You shouldn't have to do anything to address your brake squeal if you've had the truck 24HRS.
Take it back.
It's a little thing that pisses me off and is a pet peeve.
Below's a good read as to the possible causes I c/p from the www. --
Brake squeal is common and can be caused by a number of conditions:
Worn pads, glazed pads and rotors, broken anti rattle clips, lack of pad insulation or insulation shims, and incorrect rotor surface cut or no surface cut at all. Let's take a closer look.
A brake pad is comprised of steel backing with friction material attached to it. Application of the brakes produces hydraulic pressure that causes the brake pads (via brake calipers) to clamp down on the rotors (discs) creating friction. It is the friction of the pads against the rotors that slows and stops the vehicle. When the friction material on the pads wears down, it is time to change the pads. Some pads are equipped with a wear indicator, which is a small spring steel clip. When a pad is worn, this clip makes contact with the rotor and generates a high-pitched squeal, telling you that it is time to service the brakes. If the pad does not have a wear indicator, then when the pad has worn down to the steel backing it will grind into the rotor and need to be replaced. In this scenario, the rotor may have to be replaced as well, depending on how badly it was affected.
Glazed Pads and Rotors
Brake squeal can also occur when brake calipers stick and the brake stays partially applied. When this happens the pad is in constant contact with the rotor, producing excessive friction and thus heat. Overheated pads harden and crystallize. This glazing occurs on the rotors as well. The squealing sound is a result of these super hardened surfaces coming in contact with one another. Remember, it is the friction created by the brake pad against the rotor that stops a vehicle. When crystallization of pad and rotor occurs, there is much less friction. This results in diminished braking power and squealing brakes. At this point the pads must be replaced and the rotors resurfaced or replaced.
Broken Anti Rattle Clips
The brake pad is loosely held in place on the caliper by pad stays. An additional part called an anti rattle clip is used to secure the pad so that it will not vibrate or rattle when the brake is applied. If anti rattle clips are worn or broken, pad vibration will cause squealing. In this case, the clips must be replaced.
Lack of Pad Insulation or Insulation Shims
When a car comes from the factory, insulation shims are placed against the steel backing of the pad to insulate it from the brake caliper. This is necessary to prevent brake squeal. These shims eventually wear out or they are discarded when a brake job is performed. When the pads are replaced, either the shims must be replaced or silicone insulation gel must be applied to prevent squeal. If you had your front brakes replaced recently and they're squealing, take it back to the shop and make sure the shims were installed or gel was used.

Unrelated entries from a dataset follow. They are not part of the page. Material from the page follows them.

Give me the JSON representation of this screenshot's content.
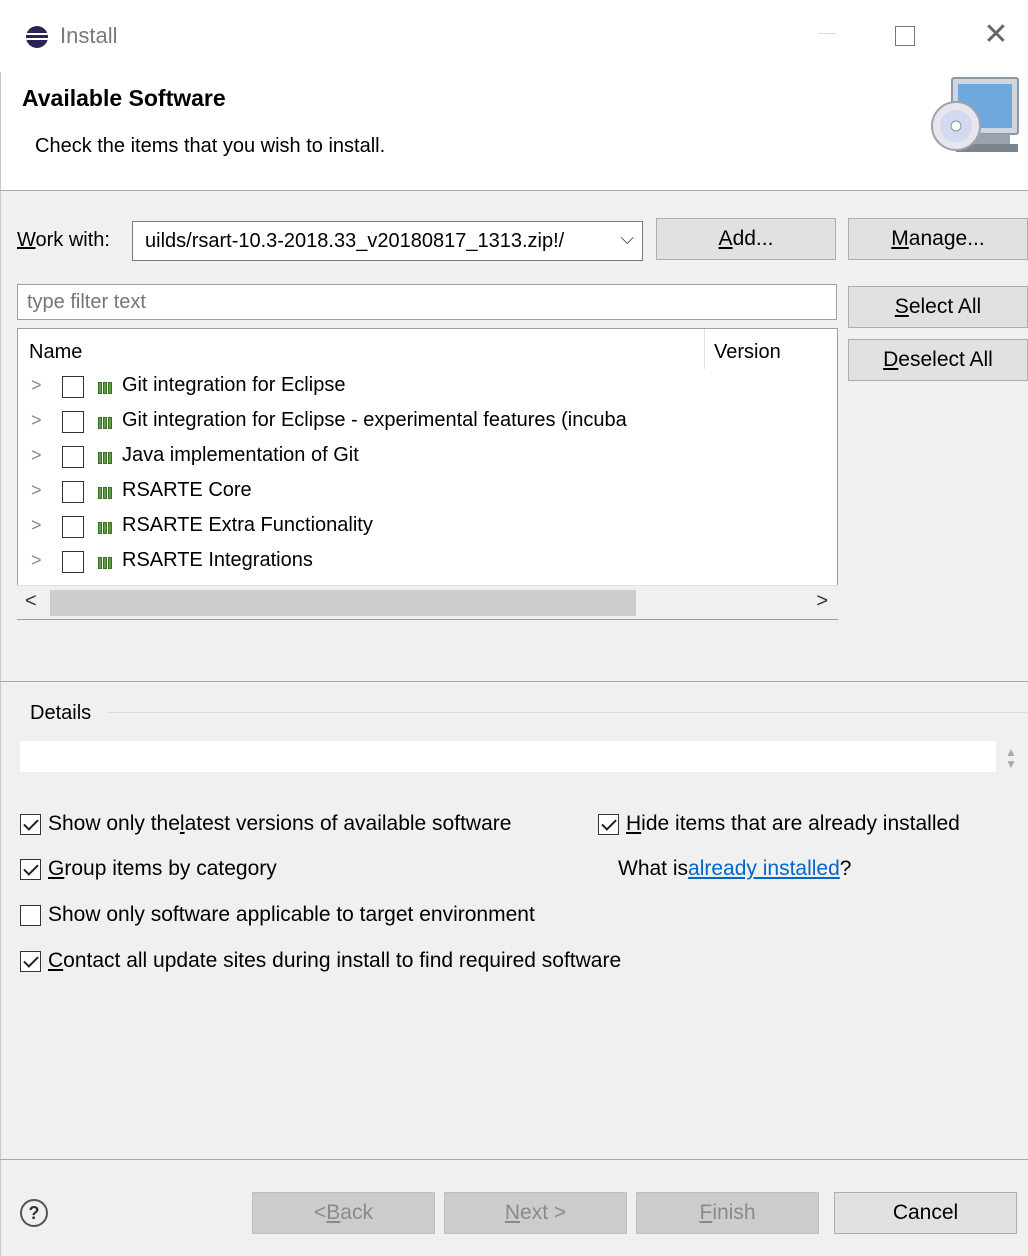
{
  "window": {
    "title": "Install",
    "close_glyph": "✕"
  },
  "header": {
    "title": "Available Software",
    "description": "Check the items that you wish to install."
  },
  "work_with": {
    "label_prefix": "W",
    "label_rest": "ork with:",
    "value": "uilds/rsart-10.3-2018.33_v20180817_1313.zip!/",
    "dropdown_glyph": "⌵"
  },
  "buttons": {
    "add": "Add...",
    "add_mnemonic": "A",
    "manage_mnemonic": "M",
    "manage_rest": "anage...",
    "select_all_mnemonic": "S",
    "select_all_rest": "elect All",
    "deselect_all_mnemonic": "D",
    "deselect_all_rest": "eselect All",
    "back_prefix": "< ",
    "back_mnemonic": "B",
    "back_rest": "ack",
    "next_mnemonic": "N",
    "next_rest": "ext >",
    "finish_mnemonic": "F",
    "finish_rest": "inish",
    "cancel": "Cancel"
  },
  "filter": {
    "placeholder": "type filter text"
  },
  "tree": {
    "columns": {
      "name": "Name",
      "version": "Version"
    },
    "expand_glyph": ">",
    "rows": [
      {
        "label": "Git integration for Eclipse",
        "checked": false
      },
      {
        "label": "Git integration for Eclipse - experimental features  (incuba",
        "checked": false
      },
      {
        "label": "Java implementation of Git",
        "checked": false
      },
      {
        "label": "RSARTE Core",
        "checked": false
      },
      {
        "label": "RSARTE Extra Functionality",
        "checked": false
      },
      {
        "label": "RSARTE Integrations",
        "checked": false
      }
    ],
    "scroll_left_glyph": "<",
    "scroll_right_glyph": ">"
  },
  "details": {
    "label": "Details"
  },
  "options": {
    "latest_pre": "Show only the ",
    "latest_mn": "l",
    "latest_post": "atest versions of available software",
    "latest_checked": true,
    "hide_mn": "H",
    "hide_post": "ide items that are already installed",
    "hide_checked": true,
    "group_mn": "G",
    "group_post": "roup items by category",
    "group_checked": true,
    "target_label": "Show only software applicable to target environment",
    "target_checked": false,
    "contact_mn": "C",
    "contact_post": "ontact all update sites during install to find required software",
    "contact_checked": true,
    "what_is_pre": "What is ",
    "what_is_link": "already installed",
    "what_is_post": "?"
  },
  "help": {
    "glyph": "?"
  }
}
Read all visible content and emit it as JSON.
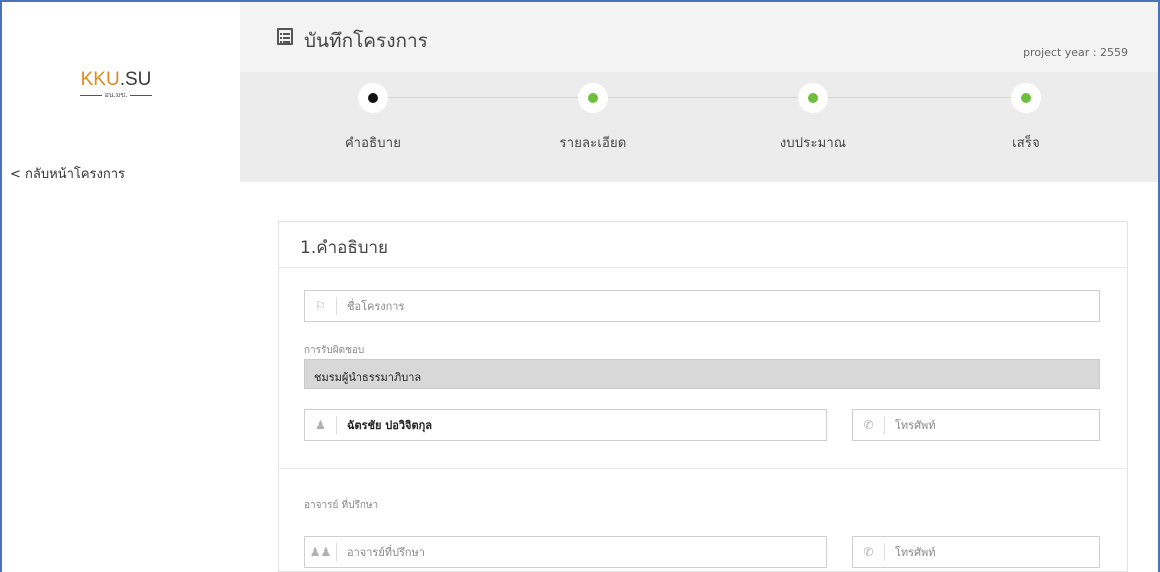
{
  "sidebar": {
    "logo_main_kku": "KKU",
    "logo_main_su": ".SU",
    "logo_sub": "อน.มข.",
    "back_link": "< กลับหน้าโครงการ"
  },
  "header": {
    "title": "บันทึกโครงการ",
    "project_year": "project year : 2559",
    "icon": "list-page-icon"
  },
  "wizard": {
    "steps": [
      {
        "label": "คำอธิบาย",
        "state": "active"
      },
      {
        "label": "รายละเอียด",
        "state": "done"
      },
      {
        "label": "งบประมาณ",
        "state": "done"
      },
      {
        "label": "เสร็จ",
        "state": "done"
      }
    ],
    "colors": {
      "active": "#111111",
      "done": "#6bbf3a"
    }
  },
  "form": {
    "section_title": "1.คำอธิบาย",
    "project_name": {
      "placeholder": "ชื่อโครงการ",
      "icon": "flag-icon"
    },
    "responsible": {
      "label": "การรับผิดชอบ",
      "value": "ชมรมผู้นำธรรมาภิบาล"
    },
    "person": {
      "value": "ฉัตรชัย ปอวิจิตกุล",
      "icon": "user-icon"
    },
    "person_phone": {
      "placeholder": "โทรศัพท์",
      "icon": "phone-icon"
    },
    "advisor_label": "อาจารย์ ที่ปรึกษา",
    "advisor": {
      "placeholder": "อาจารย์ที่ปรึกษา",
      "icon": "group-icon"
    },
    "advisor_phone": {
      "placeholder": "โทรศัพท์",
      "icon": "phone-icon"
    }
  }
}
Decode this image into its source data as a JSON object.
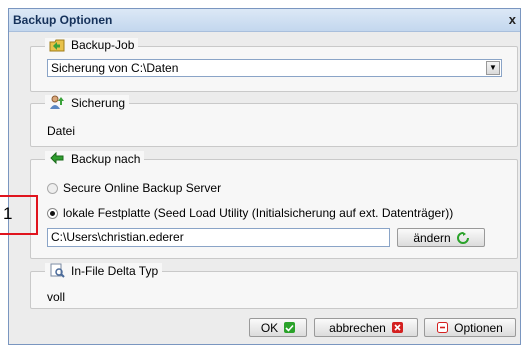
{
  "window": {
    "title": "Backup Optionen",
    "close_label": "x"
  },
  "backup_job": {
    "legend": "Backup-Job",
    "selected_value": "Sicherung von C:\\Daten"
  },
  "sicherung": {
    "legend": "Sicherung",
    "value": "Datei"
  },
  "backup_nach": {
    "legend": "Backup nach",
    "options": [
      {
        "label": "Secure Online Backup Server",
        "selected": false
      },
      {
        "label": "lokale Festplatte (Seed Load Utility (Initialsicherung auf ext. Datenträger))",
        "selected": true
      }
    ],
    "path_value": "C:\\Users\\christian.ederer",
    "change_button": "ändern"
  },
  "delta": {
    "legend": "In-File Delta Typ",
    "value": "voll"
  },
  "footer": {
    "ok": "OK",
    "cancel": "abbrechen",
    "options": "Optionen"
  },
  "annotation": {
    "marker_number": "1"
  },
  "colors": {
    "title_bar": "#c3d7ee",
    "marker": "#e0141e",
    "ok_icon": "#2aa22a",
    "cancel_icon": "#d42020"
  }
}
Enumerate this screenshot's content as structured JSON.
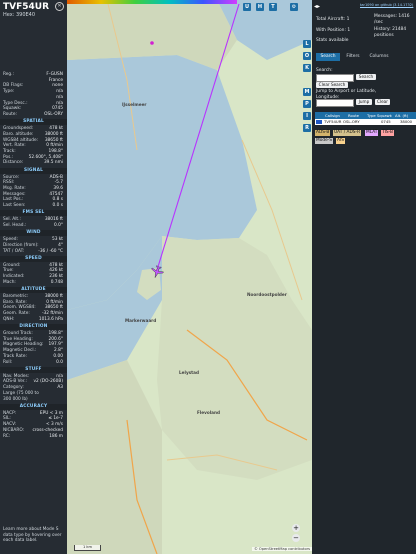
{
  "aircraft": {
    "callsign": "TVF54UR",
    "hex_label": "Hex: 390E40",
    "rows_top": [
      {
        "k": "Reg.:",
        "v": "F-GUSN"
      },
      {
        "k": "",
        "v": "France"
      },
      {
        "k": "DB Flags:",
        "v": "none"
      },
      {
        "k": "Type:",
        "v": "n/a"
      },
      {
        "k": "",
        "v": "n/a"
      },
      {
        "k": "Type Desc.:",
        "v": "n/a"
      },
      {
        "k": "Squawk:",
        "v": "0745"
      },
      {
        "k": "Route:",
        "v": "OSL-ORY"
      }
    ],
    "spatial_title": "SPATIAL",
    "spatial": [
      {
        "k": "Groundspeed:",
        "v": "478 kt"
      },
      {
        "k": "Baro. altitude:",
        "v": "38000 ft"
      },
      {
        "k": "WGS84 altitude:",
        "v": "38650 ft"
      },
      {
        "k": "Vert. Rate:",
        "v": "0 ft/min"
      },
      {
        "k": "Track:",
        "v": "198.8°"
      },
      {
        "k": "Pos.:",
        "v": "52.600°, 5.408°"
      },
      {
        "k": "Distance:",
        "v": "39.5 nmi"
      }
    ],
    "signal_title": "SIGNAL",
    "signal": [
      {
        "k": "Source:",
        "v": "ADS-B"
      },
      {
        "k": "RSSI:",
        "v": "-5.7"
      },
      {
        "k": "Msg. Rate:",
        "v": "39.6"
      },
      {
        "k": "Messages:",
        "v": "47547"
      },
      {
        "k": "Last Pos.:",
        "v": "0.8 s"
      },
      {
        "k": "Last Seen:",
        "v": "0.0 s"
      }
    ],
    "fms_title": "FMS SEL",
    "fms": [
      {
        "k": "Sel. Alt.:",
        "v": "38016 ft"
      },
      {
        "k": "Sel. Head.:",
        "v": "0.0°"
      }
    ],
    "wind_title": "WIND",
    "wind": [
      {
        "k": "Speed:",
        "v": "53 kt"
      },
      {
        "k": "Direction (from):",
        "v": "4°"
      },
      {
        "k": "TAT / OAT:",
        "v": "-36 / -60 °C"
      }
    ],
    "speed_title": "SPEED",
    "speed": [
      {
        "k": "Ground:",
        "v": "478 kt"
      },
      {
        "k": "True:",
        "v": "426 kt"
      },
      {
        "k": "Indicated:",
        "v": "236 kt"
      },
      {
        "k": "Mach:",
        "v": "0.748"
      }
    ],
    "altitude_title": "ALTITUDE",
    "altitude": [
      {
        "k": "Barometric:",
        "v": "38000 ft"
      },
      {
        "k": "Baro. Rate:",
        "v": "0 ft/min"
      },
      {
        "k": "Geom. WGS84:",
        "v": "38650 ft"
      },
      {
        "k": "Geom. Rate:",
        "v": "-32 ft/min"
      },
      {
        "k": "QNH:",
        "v": "1013.6 hPa"
      }
    ],
    "direction_title": "DIRECTION",
    "direction": [
      {
        "k": "Ground Track:",
        "v": "198.8°"
      },
      {
        "k": "True Heading:",
        "v": "200.6°"
      },
      {
        "k": "Magnetic Heading:",
        "v": "197.9°"
      },
      {
        "k": "Magnetic Decl.:",
        "v": "2.8°"
      },
      {
        "k": "Track Rate:",
        "v": "0.00"
      },
      {
        "k": "Roll:",
        "v": "0.0"
      }
    ],
    "stuff_title": "STUFF",
    "stuff": [
      {
        "k": "Nav. Modes:",
        "v": "n/a"
      },
      {
        "k": "ADS-B Ver.:",
        "v": "v2 (DO-260B)"
      },
      {
        "k": "Category:",
        "v": "A3"
      },
      {
        "k": "Large (75 000 to",
        "v": ""
      },
      {
        "k": "300 000 lb)",
        "v": ""
      }
    ],
    "accuracy_title": "ACCURACY",
    "accuracy": [
      {
        "k": "NACP:",
        "v": "EPU < 3 m"
      },
      {
        "k": "SIL:",
        "v": "≤ 1e-7"
      },
      {
        "k": "NACV:",
        "v": "< 3 m/s"
      },
      {
        "k": "NICBARO:",
        "v": "cross-checked"
      },
      {
        "k": "RC:",
        "v": "186 m"
      }
    ],
    "note": "Learn more about Mode S data type by hovering over each data label."
  },
  "map": {
    "top_buttons": [
      "U",
      "H",
      "T"
    ],
    "side_buttons": [
      "L",
      "O",
      "K",
      "M",
      "P",
      "I",
      "R"
    ],
    "places": [
      "IJsselmeer",
      "Lelystad",
      "Flevoland",
      "Noordoostpolder",
      "Markerwaard"
    ],
    "scale": "1 km",
    "attribution": "© OpenStreetMap contributors",
    "zoom_in": "+",
    "zoom_out": "−"
  },
  "right": {
    "update_link": "tar1090 on github (3.14.1732)",
    "stats": [
      {
        "k": "Total Aircraft:",
        "v": "1"
      },
      {
        "k": "With Position:",
        "v": "1"
      }
    ],
    "messages_label": "Messages: 1416 /sec",
    "history_label": "History: 21484 positions",
    "stats_link": "Stats available",
    "tabs": [
      "Search",
      "Filters",
      "Columns"
    ],
    "search_label": "Search:",
    "search_button": "Search",
    "clear_search": "Clear Search",
    "jump_label": "Jump to Airport or Latitude, Longitude:",
    "jump_button": "Jump",
    "clear_button": "Clear",
    "table_headers": [
      "Callsign",
      "Route",
      "Type",
      "Squawk",
      "Alt. (ft)"
    ],
    "table_row": [
      "TVF54UR",
      "OSL-ORY",
      "",
      "0745",
      "38000"
    ],
    "chips": [
      {
        "label": "ADS-B",
        "color": "#d3b36b"
      },
      {
        "label": "UAT / ADS-R",
        "color": "#d5c28d"
      },
      {
        "label": "MLAT",
        "color": "#e3a9ff"
      },
      {
        "label": "TIS-B",
        "color": "#ffa3a3"
      },
      {
        "label": "Mode-S",
        "color": "#c8c8c8"
      },
      {
        "label": "AIS",
        "color": "#f9d28e"
      }
    ]
  },
  "colors": {
    "accent": "#1d6ea5",
    "track": "#b833ff",
    "panel": "#262c33"
  }
}
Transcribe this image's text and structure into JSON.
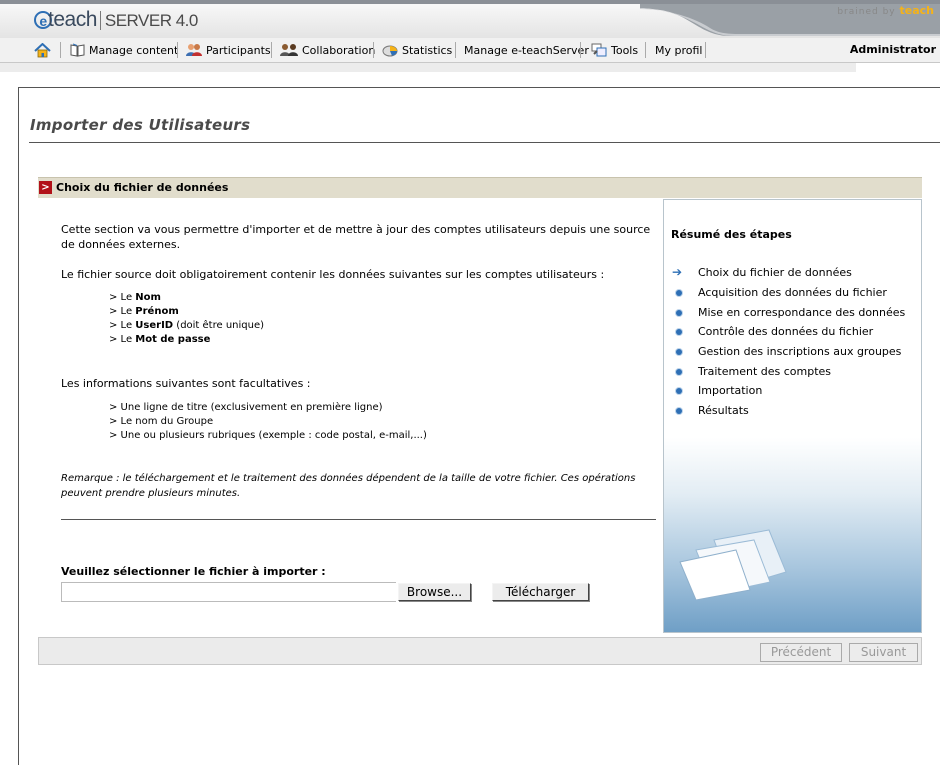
{
  "header": {
    "logo_text": "teach",
    "logo_e": "e",
    "product": "SERVER 4.0",
    "brained_by": "brained by",
    "brained_brand": "teach"
  },
  "nav": {
    "items": [
      {
        "label": "Manage content",
        "icon": "book-icon"
      },
      {
        "label": "Participants",
        "icon": "users-icon"
      },
      {
        "label": "Collaboration",
        "icon": "collaboration-icon"
      },
      {
        "label": "Statistics",
        "icon": "chart-icon"
      },
      {
        "label": "Manage e-teachServer",
        "icon": ""
      },
      {
        "label": "Tools",
        "icon": "tools-icon"
      },
      {
        "label": "My profil",
        "icon": ""
      }
    ],
    "user": "Administrator"
  },
  "page": {
    "title": "Importer des Utilisateurs",
    "section_marker": ">",
    "section_title": "Choix du fichier de données"
  },
  "intro": {
    "p1": "Cette section va vous permettre d'importer et de mettre à jour des comptes utilisateurs depuis une source de données externes.",
    "p2": "Le fichier source doit obligatoirement contenir les données suivantes sur les comptes utilisateurs :",
    "required": [
      {
        "prefix": "> Le ",
        "bold": "Nom",
        "suffix": ""
      },
      {
        "prefix": "> Le ",
        "bold": "Prénom",
        "suffix": ""
      },
      {
        "prefix": "> Le ",
        "bold": "UserID",
        "suffix": " (doit être unique)"
      },
      {
        "prefix": "> Le ",
        "bold": "Mot de passe",
        "suffix": ""
      }
    ],
    "p3": "Les informations suivantes sont facultatives :",
    "optional": [
      "> Une ligne de titre (exclusivement en première ligne)",
      "> Le nom du Groupe",
      "> Une ou plusieurs rubriques (exemple : code postal, e-mail,...)"
    ],
    "note": "Remarque : le téléchargement et le traitement des données dépendent de la taille de votre fichier. Ces opérations peuvent prendre plusieurs minutes."
  },
  "upload": {
    "label": "Veuillez sélectionner le fichier à importer :",
    "file_value": "",
    "browse_label": "Browse...",
    "upload_label": "Télécharger"
  },
  "steps": {
    "title": "Résumé des étapes",
    "items": [
      {
        "label": "Choix du fichier de données",
        "current": true
      },
      {
        "label": "Acquisition des données du fichier",
        "current": false
      },
      {
        "label": "Mise en correspondance des données",
        "current": false
      },
      {
        "label": "Contrôle des données du fichier",
        "current": false
      },
      {
        "label": "Gestion des inscriptions aux groupes",
        "current": false
      },
      {
        "label": "Traitement des comptes",
        "current": false
      },
      {
        "label": "Importation",
        "current": false
      },
      {
        "label": "Résultats",
        "current": false
      }
    ]
  },
  "footer": {
    "prev_label": "Précédent",
    "next_label": "Suivant"
  },
  "colors": {
    "accent": "#2e6fb5",
    "section_bar": "#e1ddcc",
    "marker": "#b2121a",
    "brand_orange": "#f6b317"
  }
}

Incorrect Rotor Surface Cut or No Surface Cut at All
When a brake job is performed, the rotors must be resurfaced to remove any glazing and return the surface to "true." First the rotor is machined to remove grooves and/or imperfection on the rotor surface. Once the rotor face is "true," a slow, non-directional finish is applied to the rotor face to ensure proper break-in of the pads. This process also insures that the pads don't ride up on the face of the rotor when braking. Riding up of the pads can cause a clicking noise, the breaking of anti rattle clips, or caliper pin wear. If the rotor is found to be too thin according to state inspection rules, it is discarded and replaced. It is important to note that if your pads were replaced without resurfacing the rotors, then squealing and pedal pulsation will probably occur.